Creating the defaulthost
The onion sites also need a default to trap unwanted traffic.
# cd /etc/httpd/conf
# vi default.conf
<VirtualHost 127.0.0.1:80>
ServerName server5.onion
Redirect 301 / https://server5.robkalmeijer.nl/
</VirtualHost>
.......
# httpd -t
# systemctl restart httpd
Advertising your hidden service
There are many ways we can accomplish this but the main one is to inject our onion link into the HTTP headers sent to the client. But there are some conditions which need to be met first:
- The Onion-Location value must be a valid URL with http: or https: protocol and an .onion hostname
- The webpage defining the Onion-Location header must be served over HTTPS
- The webpage defining the Onion-Location header must not be an onion site.
You can find some code snippets for nginx, Apache and Caddy from the official Tor Project website.

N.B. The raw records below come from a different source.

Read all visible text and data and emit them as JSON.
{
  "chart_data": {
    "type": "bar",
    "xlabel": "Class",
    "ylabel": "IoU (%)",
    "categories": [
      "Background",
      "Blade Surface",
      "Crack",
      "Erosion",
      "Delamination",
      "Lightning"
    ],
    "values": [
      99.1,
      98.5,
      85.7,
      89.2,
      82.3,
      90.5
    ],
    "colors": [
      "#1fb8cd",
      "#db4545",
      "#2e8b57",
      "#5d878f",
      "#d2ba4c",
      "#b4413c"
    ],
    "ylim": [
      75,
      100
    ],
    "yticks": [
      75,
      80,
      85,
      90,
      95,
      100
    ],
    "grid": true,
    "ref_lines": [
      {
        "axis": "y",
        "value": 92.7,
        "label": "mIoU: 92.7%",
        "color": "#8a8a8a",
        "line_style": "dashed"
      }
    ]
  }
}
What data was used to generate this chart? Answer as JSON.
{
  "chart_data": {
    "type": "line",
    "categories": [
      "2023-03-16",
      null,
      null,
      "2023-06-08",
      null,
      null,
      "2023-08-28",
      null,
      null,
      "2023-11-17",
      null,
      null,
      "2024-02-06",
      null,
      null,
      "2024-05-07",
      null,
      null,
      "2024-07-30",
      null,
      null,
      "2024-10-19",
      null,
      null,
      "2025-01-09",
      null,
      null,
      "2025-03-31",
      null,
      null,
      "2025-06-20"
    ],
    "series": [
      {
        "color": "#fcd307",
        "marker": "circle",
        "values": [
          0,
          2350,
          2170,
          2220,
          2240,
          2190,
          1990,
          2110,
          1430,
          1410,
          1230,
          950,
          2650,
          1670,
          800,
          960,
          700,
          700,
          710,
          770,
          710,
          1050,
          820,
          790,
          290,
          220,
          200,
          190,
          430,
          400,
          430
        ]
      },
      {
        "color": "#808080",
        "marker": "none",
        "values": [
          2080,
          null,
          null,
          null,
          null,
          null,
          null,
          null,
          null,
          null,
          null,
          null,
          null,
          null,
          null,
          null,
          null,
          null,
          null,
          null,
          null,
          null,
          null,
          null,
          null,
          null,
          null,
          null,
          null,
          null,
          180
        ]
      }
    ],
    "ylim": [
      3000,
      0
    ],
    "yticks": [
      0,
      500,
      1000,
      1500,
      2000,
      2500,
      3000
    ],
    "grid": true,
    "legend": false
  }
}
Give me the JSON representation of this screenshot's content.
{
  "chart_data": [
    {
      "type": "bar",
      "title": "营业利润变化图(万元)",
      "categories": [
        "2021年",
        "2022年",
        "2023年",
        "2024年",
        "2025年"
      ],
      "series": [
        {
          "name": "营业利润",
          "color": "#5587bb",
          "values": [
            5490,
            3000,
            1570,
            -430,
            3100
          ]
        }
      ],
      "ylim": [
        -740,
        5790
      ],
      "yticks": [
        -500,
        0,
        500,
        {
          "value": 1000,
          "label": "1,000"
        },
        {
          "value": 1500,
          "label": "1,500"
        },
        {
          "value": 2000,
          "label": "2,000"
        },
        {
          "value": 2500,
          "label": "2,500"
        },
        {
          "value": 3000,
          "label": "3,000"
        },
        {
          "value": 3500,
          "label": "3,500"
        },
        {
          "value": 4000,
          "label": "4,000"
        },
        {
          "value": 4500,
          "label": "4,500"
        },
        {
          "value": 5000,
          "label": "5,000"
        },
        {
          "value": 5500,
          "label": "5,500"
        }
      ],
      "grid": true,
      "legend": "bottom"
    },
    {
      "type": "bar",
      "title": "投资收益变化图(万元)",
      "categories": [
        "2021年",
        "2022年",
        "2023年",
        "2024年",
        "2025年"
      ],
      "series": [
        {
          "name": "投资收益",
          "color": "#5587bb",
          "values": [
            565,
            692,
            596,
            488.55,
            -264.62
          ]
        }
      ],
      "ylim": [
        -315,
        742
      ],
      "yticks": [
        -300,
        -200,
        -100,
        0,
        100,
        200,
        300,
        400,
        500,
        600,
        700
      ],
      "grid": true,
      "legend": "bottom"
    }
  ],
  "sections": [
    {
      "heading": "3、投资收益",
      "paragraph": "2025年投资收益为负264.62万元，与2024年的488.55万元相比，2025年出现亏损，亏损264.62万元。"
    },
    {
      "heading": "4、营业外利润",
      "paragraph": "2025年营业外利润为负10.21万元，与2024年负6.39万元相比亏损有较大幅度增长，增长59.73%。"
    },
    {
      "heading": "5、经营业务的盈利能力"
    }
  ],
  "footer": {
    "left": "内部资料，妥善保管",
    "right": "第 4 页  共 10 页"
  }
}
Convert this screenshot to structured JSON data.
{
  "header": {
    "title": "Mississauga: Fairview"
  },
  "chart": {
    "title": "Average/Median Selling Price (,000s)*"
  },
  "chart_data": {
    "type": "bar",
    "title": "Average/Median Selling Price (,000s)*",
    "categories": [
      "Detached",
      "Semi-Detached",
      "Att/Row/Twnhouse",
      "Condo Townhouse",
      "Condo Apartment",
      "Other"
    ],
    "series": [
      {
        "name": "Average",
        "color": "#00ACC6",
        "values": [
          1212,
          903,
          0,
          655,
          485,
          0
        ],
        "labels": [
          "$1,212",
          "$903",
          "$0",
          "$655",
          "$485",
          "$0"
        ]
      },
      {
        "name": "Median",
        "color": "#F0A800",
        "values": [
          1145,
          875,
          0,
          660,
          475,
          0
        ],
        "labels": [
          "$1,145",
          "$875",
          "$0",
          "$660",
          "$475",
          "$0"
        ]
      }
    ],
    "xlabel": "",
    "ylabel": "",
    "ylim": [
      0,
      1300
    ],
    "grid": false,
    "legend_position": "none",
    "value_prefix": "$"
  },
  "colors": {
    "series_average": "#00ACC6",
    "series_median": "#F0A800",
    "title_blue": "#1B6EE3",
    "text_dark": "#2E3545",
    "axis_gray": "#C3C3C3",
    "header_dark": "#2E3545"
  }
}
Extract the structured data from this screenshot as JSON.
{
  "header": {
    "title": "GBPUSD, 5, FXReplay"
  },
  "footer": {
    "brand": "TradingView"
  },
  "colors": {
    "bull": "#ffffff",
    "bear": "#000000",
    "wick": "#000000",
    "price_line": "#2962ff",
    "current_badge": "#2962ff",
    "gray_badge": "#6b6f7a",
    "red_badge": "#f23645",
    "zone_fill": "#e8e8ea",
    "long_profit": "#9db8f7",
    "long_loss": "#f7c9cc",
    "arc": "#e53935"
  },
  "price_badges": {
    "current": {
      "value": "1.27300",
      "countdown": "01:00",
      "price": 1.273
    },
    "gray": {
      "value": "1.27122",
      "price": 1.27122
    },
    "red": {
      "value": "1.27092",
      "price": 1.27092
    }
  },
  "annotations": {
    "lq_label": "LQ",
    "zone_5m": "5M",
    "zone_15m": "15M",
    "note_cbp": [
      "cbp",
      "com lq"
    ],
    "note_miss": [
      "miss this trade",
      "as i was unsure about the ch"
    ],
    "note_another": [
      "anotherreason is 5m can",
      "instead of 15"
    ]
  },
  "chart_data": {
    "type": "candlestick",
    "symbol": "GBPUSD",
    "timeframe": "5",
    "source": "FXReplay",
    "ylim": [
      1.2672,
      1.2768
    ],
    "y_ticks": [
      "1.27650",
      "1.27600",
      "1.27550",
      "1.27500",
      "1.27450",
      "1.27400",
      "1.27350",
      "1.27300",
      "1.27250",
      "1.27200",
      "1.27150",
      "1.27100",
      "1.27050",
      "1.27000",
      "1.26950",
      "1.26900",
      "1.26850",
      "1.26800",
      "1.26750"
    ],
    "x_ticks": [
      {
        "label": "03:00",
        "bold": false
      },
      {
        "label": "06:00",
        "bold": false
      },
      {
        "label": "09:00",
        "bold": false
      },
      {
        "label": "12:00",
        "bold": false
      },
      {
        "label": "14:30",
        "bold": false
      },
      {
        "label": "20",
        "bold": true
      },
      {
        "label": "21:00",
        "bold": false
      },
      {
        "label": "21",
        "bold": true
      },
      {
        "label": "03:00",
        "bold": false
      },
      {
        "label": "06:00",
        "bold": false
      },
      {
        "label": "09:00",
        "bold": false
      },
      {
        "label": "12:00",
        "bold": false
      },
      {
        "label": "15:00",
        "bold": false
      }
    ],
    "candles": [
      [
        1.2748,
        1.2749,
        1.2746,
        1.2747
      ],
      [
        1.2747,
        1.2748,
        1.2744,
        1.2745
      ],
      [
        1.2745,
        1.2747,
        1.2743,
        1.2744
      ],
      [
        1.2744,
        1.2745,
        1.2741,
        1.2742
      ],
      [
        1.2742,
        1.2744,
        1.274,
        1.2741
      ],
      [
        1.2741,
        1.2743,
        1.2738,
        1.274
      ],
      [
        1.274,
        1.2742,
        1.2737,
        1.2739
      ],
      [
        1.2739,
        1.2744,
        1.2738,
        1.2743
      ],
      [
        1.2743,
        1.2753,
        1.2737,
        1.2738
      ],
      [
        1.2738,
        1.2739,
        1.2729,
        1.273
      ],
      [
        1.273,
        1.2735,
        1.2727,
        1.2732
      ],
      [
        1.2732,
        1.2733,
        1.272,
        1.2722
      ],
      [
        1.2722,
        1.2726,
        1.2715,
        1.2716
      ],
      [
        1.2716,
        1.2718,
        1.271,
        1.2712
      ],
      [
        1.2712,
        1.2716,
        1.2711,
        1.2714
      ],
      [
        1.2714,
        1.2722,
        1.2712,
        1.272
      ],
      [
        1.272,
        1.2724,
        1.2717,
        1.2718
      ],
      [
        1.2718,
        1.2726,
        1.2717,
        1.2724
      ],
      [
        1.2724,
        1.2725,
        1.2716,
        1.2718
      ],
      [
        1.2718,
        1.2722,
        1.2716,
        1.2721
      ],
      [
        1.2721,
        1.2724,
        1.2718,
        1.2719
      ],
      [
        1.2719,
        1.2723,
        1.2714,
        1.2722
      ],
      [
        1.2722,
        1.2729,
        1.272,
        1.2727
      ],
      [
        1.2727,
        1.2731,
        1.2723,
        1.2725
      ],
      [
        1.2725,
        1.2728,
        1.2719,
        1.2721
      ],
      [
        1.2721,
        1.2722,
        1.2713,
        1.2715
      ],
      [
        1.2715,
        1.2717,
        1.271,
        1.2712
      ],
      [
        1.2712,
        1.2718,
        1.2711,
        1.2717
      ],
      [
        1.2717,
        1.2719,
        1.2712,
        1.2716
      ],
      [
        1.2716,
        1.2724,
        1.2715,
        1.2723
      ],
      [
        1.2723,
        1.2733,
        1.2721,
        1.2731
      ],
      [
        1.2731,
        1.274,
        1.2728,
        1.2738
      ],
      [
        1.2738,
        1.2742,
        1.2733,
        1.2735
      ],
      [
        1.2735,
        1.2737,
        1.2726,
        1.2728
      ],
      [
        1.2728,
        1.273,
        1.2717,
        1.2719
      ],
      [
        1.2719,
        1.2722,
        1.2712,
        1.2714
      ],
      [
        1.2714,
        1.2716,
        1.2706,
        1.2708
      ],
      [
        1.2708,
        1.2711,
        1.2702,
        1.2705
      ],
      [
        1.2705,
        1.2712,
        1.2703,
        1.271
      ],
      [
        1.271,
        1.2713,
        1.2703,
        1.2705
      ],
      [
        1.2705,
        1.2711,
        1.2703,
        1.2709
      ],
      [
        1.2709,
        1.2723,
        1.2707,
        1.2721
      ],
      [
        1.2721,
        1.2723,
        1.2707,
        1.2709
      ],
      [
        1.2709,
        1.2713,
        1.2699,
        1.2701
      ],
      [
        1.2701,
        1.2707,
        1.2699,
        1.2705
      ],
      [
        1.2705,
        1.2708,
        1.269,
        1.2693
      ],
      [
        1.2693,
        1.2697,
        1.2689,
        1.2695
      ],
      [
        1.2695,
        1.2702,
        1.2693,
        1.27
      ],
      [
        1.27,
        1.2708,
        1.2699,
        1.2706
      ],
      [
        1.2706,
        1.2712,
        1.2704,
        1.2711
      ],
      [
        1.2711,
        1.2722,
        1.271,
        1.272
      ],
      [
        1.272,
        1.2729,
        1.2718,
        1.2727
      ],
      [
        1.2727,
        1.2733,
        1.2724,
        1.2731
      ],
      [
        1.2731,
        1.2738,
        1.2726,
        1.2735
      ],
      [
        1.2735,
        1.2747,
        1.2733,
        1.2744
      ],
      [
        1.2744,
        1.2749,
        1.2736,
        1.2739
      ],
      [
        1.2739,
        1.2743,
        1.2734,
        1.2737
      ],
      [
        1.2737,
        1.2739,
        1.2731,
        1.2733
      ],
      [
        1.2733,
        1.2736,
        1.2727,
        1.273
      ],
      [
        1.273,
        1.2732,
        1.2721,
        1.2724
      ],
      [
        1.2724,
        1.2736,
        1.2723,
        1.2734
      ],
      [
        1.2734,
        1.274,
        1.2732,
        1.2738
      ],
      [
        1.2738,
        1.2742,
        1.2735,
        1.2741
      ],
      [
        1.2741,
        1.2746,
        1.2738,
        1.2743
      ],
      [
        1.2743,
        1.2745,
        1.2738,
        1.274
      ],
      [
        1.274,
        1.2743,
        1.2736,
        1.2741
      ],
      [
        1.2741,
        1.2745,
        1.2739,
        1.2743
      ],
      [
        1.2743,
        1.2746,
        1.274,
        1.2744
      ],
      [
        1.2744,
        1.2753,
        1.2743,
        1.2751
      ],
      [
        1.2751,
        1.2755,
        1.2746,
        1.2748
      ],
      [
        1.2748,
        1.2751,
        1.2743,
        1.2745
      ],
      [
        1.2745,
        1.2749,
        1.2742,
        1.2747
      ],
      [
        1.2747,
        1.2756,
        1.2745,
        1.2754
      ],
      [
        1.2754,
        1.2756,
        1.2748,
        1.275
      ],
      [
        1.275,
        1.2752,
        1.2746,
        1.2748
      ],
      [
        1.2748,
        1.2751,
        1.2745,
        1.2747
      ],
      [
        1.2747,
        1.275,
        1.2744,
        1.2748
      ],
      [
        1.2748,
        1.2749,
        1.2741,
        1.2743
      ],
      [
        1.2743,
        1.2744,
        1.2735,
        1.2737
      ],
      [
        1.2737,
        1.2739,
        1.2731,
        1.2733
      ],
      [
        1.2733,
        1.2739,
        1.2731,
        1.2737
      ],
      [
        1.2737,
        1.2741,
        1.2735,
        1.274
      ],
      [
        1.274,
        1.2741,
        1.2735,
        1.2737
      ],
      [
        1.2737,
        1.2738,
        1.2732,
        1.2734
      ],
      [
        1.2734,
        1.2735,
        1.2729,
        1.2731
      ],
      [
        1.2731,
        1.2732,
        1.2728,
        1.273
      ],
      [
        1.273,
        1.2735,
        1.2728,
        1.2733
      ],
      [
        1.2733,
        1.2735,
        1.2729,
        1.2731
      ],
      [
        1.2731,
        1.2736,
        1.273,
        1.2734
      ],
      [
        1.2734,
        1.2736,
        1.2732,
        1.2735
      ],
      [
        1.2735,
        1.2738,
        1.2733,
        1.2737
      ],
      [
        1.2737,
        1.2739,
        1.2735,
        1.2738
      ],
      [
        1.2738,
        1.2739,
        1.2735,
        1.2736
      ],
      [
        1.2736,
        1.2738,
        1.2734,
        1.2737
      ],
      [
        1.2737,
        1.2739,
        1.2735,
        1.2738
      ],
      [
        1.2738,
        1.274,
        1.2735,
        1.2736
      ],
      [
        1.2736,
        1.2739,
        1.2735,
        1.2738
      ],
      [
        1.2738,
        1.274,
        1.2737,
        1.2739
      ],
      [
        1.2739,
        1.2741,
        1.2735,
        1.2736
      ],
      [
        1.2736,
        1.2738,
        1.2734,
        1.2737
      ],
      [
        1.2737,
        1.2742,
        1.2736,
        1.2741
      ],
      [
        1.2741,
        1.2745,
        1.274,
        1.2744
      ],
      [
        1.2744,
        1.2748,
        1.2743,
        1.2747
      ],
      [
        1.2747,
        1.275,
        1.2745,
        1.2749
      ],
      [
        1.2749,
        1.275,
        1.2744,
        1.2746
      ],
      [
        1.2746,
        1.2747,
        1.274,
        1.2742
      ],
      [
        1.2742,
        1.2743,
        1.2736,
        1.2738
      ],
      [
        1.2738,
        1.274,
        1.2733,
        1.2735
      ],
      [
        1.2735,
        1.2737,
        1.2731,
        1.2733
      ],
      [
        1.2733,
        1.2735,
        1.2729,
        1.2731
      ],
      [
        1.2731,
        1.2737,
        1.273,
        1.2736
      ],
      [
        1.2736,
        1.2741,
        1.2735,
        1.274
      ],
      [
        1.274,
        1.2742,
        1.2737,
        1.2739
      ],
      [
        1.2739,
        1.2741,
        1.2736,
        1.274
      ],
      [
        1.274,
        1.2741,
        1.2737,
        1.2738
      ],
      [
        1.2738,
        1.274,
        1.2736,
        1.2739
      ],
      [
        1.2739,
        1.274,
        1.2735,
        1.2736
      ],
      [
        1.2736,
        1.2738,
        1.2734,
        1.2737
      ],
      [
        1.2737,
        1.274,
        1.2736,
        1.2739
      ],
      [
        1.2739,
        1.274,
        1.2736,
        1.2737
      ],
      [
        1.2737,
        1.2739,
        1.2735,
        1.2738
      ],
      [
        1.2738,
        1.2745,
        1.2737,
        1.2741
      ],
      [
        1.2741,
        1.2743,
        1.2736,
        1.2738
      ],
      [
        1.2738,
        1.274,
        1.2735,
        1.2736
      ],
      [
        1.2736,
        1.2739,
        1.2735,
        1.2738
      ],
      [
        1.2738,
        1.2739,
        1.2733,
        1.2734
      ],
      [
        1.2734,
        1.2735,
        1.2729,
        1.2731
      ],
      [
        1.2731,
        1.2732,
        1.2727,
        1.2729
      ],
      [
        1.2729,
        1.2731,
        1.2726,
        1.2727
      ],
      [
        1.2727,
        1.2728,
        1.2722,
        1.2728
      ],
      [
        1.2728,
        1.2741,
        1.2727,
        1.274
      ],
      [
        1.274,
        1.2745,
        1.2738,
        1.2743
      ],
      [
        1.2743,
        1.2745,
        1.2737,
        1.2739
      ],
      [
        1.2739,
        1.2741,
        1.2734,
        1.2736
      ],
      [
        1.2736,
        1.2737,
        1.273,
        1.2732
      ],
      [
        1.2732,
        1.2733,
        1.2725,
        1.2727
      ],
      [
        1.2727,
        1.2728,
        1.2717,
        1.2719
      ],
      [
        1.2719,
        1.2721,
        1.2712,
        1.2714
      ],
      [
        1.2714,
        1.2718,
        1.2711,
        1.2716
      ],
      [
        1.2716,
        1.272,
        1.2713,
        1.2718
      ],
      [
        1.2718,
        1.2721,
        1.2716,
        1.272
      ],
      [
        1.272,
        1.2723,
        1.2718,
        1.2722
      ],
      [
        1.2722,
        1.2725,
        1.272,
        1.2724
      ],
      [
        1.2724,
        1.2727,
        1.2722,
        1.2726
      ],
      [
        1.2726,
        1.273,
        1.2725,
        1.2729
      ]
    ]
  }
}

Next open /etc/httpd/conf/vhosts.d/www.example.com.conf en add in the 443 section:
Header set Onion-Location "http://<your .onion>%{REQUEST_URI}s"
# httpd -t //If there are errors first fix them and then retest. # systemctl restart httpd
When www.example.com is opened in the Tor-browser it will show a notice button that links to the tor version.
Your website is now accesseble via www.example.com and your.onion.
If your website is an wordpress site you have a problem.
Backup
The /var/lib/tor directory must be included in your backup script.